Smoothing effects and extinction in finite time for fractional fast diffusions on Riemannian manifolds

TL;DR

This paper investigates the behavior of solutions to a fractional fast diffusion equation on Riemannian manifolds, demonstrating smoothing effects, infinite propagation speed, and finite-time extinction with sharp rates.

Contribution

It introduces a framework for weak dual solutions on manifolds, establishes smoothing estimates, and analyzes finite-time extinction for fractional fast diffusion equations.

Findings

Solutions exhibit smoothing effects in weighted spaces

Solutions propagate infinitely fast

Finite-time extinction occurs with sharp rates

Abstract

We study nonnegative solutions to the Cauchy problem for the Fractional Fast Diffusion Equation on a suitable class of connected, noncompact Riemannian manifolds.
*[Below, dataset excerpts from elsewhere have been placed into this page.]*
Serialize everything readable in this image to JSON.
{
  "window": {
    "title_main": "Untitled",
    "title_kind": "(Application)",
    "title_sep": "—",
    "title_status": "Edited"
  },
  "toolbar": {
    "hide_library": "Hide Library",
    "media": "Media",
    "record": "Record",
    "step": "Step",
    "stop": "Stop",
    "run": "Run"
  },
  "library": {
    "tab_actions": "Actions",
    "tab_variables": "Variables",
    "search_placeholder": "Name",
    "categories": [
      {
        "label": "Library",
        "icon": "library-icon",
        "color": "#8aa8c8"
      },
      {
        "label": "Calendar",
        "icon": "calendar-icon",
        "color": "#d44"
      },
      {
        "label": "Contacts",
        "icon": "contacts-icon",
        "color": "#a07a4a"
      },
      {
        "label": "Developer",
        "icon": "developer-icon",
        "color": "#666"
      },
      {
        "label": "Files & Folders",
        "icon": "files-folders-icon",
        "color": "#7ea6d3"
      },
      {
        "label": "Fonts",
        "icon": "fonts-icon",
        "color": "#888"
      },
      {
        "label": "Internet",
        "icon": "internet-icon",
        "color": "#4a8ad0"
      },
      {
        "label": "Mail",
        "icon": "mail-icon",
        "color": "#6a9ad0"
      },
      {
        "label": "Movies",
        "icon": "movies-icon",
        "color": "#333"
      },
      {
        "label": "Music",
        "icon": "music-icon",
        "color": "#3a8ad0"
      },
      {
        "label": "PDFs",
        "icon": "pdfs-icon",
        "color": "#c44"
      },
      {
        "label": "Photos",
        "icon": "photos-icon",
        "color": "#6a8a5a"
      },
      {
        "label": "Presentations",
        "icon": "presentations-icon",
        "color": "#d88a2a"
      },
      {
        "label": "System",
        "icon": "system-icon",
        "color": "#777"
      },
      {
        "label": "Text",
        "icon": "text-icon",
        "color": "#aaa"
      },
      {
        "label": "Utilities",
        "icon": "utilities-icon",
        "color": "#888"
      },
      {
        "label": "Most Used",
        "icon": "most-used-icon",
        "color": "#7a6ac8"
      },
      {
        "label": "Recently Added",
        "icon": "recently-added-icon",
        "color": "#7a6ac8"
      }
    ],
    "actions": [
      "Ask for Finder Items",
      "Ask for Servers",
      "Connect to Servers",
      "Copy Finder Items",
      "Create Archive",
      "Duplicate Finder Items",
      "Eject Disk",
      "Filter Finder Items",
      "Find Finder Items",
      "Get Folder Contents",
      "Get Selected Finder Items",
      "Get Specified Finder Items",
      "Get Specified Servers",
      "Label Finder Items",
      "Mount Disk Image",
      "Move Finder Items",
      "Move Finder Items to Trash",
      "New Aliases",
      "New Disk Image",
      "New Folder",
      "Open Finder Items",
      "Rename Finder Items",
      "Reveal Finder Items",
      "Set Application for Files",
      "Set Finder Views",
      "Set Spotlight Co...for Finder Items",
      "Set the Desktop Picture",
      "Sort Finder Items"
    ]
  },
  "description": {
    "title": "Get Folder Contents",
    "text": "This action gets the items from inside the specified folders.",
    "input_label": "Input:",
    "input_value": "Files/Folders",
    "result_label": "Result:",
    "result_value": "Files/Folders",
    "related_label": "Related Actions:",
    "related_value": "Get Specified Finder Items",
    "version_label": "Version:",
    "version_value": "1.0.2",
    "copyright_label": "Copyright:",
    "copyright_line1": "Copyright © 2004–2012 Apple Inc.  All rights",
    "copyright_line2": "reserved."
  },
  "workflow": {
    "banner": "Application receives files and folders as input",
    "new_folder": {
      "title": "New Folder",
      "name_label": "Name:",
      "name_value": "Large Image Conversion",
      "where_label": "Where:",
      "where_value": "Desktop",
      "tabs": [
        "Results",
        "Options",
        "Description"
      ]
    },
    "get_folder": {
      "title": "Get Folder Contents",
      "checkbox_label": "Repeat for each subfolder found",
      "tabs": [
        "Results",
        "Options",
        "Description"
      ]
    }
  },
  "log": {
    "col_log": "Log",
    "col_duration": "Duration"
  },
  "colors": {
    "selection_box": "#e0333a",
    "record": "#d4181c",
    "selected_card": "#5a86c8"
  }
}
This parabolic equation is both singular and nonlocal: the diffusion is driven by the (spectral) fractional Laplacian on the manifold, while the nonlinearity is a concave power that makes the diffusion singular, so that solutions lose mass and may extinguish in finite time. Existence of mild solutions follows by nowadays standard nonlinear semigroups techniques, and we use these solutions as the building blocks for a more general class of so-called weak dual solutions, which allow for data both in the usual $L^1$ space and in a larger weighted space, determined in terms of the fractional Green function. We focus in particular on a priori smoothing estimates (also in weighted $L^p$ spaces) for a quite large class of weak dual solutions. We also show pointwise lower bounds for solutions, showing in particular that solutions have infinite speed of propagation. Finally, we start the study of how solutions extinguish in finite time, providing suitable sharp extinction rates.